Você tuitou: “Sanders em auxílio da democracia
americana. Somente uma reorientação em larga escala do tipo proposto por
Sanders acabaria por livrar a democracia norte-americana das práticas de
desigualdade que a minam e conseguiria lidar com o descontentamento eleitoral
das classes trabalhadoras.” Foi o que você escreveu naquela ocaião. Fale sobre
o que aconteceu nesses dois meses, o que você acha que precisa acontecer,
quando o líder da maioria no Senado, Mitch McConnell, disse que os estados
deveriam simplesmente ir à falência, a menos que concordassem com um plano
republicano de austeridade, e então poderiam obter alguma ajuda do governo dos
EUA.
Essa afirmação é particularmente louca.

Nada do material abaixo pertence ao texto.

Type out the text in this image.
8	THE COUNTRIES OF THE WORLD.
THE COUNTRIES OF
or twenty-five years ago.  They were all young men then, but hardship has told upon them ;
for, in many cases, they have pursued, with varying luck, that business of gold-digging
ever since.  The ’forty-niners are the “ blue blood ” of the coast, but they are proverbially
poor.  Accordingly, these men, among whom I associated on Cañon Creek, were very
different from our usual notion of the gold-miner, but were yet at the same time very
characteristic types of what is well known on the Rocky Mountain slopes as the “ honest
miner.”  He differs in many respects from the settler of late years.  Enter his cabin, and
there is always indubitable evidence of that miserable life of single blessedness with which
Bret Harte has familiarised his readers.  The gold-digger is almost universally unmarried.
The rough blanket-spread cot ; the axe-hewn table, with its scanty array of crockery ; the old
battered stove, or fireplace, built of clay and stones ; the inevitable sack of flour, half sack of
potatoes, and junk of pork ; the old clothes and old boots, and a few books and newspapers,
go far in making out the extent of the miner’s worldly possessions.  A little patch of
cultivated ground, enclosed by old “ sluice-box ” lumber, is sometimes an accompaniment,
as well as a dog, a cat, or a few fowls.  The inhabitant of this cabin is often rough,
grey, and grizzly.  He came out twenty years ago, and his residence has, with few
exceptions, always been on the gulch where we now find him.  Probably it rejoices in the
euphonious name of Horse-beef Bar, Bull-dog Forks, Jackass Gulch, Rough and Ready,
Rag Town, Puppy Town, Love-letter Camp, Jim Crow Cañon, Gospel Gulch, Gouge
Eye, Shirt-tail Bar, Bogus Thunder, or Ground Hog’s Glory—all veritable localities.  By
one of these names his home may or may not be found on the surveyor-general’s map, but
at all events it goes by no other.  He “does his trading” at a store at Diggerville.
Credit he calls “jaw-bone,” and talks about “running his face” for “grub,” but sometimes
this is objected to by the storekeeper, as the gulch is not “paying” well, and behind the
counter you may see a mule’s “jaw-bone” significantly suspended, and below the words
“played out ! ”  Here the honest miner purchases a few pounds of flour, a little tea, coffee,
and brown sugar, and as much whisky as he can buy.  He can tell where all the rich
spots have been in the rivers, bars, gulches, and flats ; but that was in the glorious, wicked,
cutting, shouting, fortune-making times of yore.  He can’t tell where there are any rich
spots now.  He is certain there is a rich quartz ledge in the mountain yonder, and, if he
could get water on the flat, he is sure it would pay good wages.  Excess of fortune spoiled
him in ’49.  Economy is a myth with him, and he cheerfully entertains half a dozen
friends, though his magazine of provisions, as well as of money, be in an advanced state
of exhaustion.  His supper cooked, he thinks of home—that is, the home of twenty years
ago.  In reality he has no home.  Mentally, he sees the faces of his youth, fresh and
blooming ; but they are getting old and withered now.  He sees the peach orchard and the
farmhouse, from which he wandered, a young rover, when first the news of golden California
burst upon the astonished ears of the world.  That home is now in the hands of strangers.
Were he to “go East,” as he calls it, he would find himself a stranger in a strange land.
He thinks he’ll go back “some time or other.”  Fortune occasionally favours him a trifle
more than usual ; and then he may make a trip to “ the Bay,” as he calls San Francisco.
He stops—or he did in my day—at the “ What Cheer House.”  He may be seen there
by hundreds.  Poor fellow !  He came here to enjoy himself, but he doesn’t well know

Tivemos
esse tipo de afirmação nos anos 30. Eles eram o que chamamos de ideologia liquidacionista:
“Vamos liquidar firmas ruins, bancos ruins, estados ruins”. Mas, é claro, essa
é a pior política que você pode imaginar, tanto em termos de consequências
sociais quanto em consequências macroeconômicas.
Eu acho que, voltando a Joe Biden e ao Partido
Democrata, acho que Joe Biden ficará muito bem inspirado a emprestar algumas
das novas ideias apresentadas por Bernie Sander, por Elizabeth Warren,
incluindo um imposto progressivo sobre a riqueza dos bilionários, incluindo
mais investimentos em hospitais públicos, em universidades públicas.
Acho que é a hora do Partido Democrata mostrar à
classe média e à classe média baixa e aos grupos socioeconômicos mais baixos
que eles se preocupam com a redistribuição e se preocupam em melhorar o salário
mínimo, que é o que o Partido Democrata defendeu até os anos 60, 70 e até 80.
O que mostro no meu livro Capital e Ideologia –
que, a propósito, devo dizer, é uma leitura agradável. Sabe, é um pouco longo,
mas realmente é possível de se ler. Não é nada técnico e é um amplo histórico
do regime de desigualdade nas sociedades. Mostro que o Partido Democrata nos
EUA, começando, como você dizia, nos anos 50, 60, assim como os partidos
social-democratas da Europa, gradualmente perdeu o contato com o eleitorado mais
desfavorecido. Eu comparo todos esses países e tempo juntos. E minha conclusão
é que isso ocorre principalmente porque eles falharam em renovar seu pacote de
políticas e em manter a ambição redistributiva.
Acho que muitos dos eleitores da classe baixa e da
classe média baixa pararam de votar, então agora, de alguma forma, também estão
votando em Trump, e, na Europa, de alguma forma, também estão votando no
partido nacionalista, penso, em grande parte, por falta de uma alternativa
melhor. Eles sentem que a proteção e o retorno ao Estado-nação e às fronteiras
do Estado-nação pelo menos os protegerão um pouco mais do que nada.
Não tenho certeza de que sejam tão otimistas que
toda a gesticulação de pessoas como Trump ou Marine Le Pen na França fará muito
bem, mas pelo menos elas veem algo novo e não ouvem nada do outro lado,
portanto, eles sentem… mas lembremo-nos que a maioria desses eleitores está
realmente em casa. Se eles estivessem realmente entusiasmados com Trump ou Le
Pen, todos iriam votar, e você teria uma taxa de participação de 90%, o que não
é exatamente o que você tem.
Amy Goodman: Vinte segundos.
Sim. Se você olha, nos EUA, em particular, os 50%
de eleitores com menos renda, você tem uma enorme abstenção, uma participação
muito baixa. Acho que isso mostra que é necessário um discurso diferente
tentando trazer de volta esses eleitores para a cabine de votação. Acho que
essa crise é a oportunidade para Joe Biden, em particular, enviar um forte
sinal a esse eleitorado.
Amy Goodman: Bem, quero lhe agradecer muito, Thomas
Piketty, e há muito mais sobre o que conversar. Mas as pessoas podem ler muito
sobre seus pensamentos em seu novo livro. Thomas Piketty, economista francês,
cujo trabalho se concentra na desigualdade de riqueza e renda. Seu novo livro acabou
de sair; chama-se Capital e Ideologia.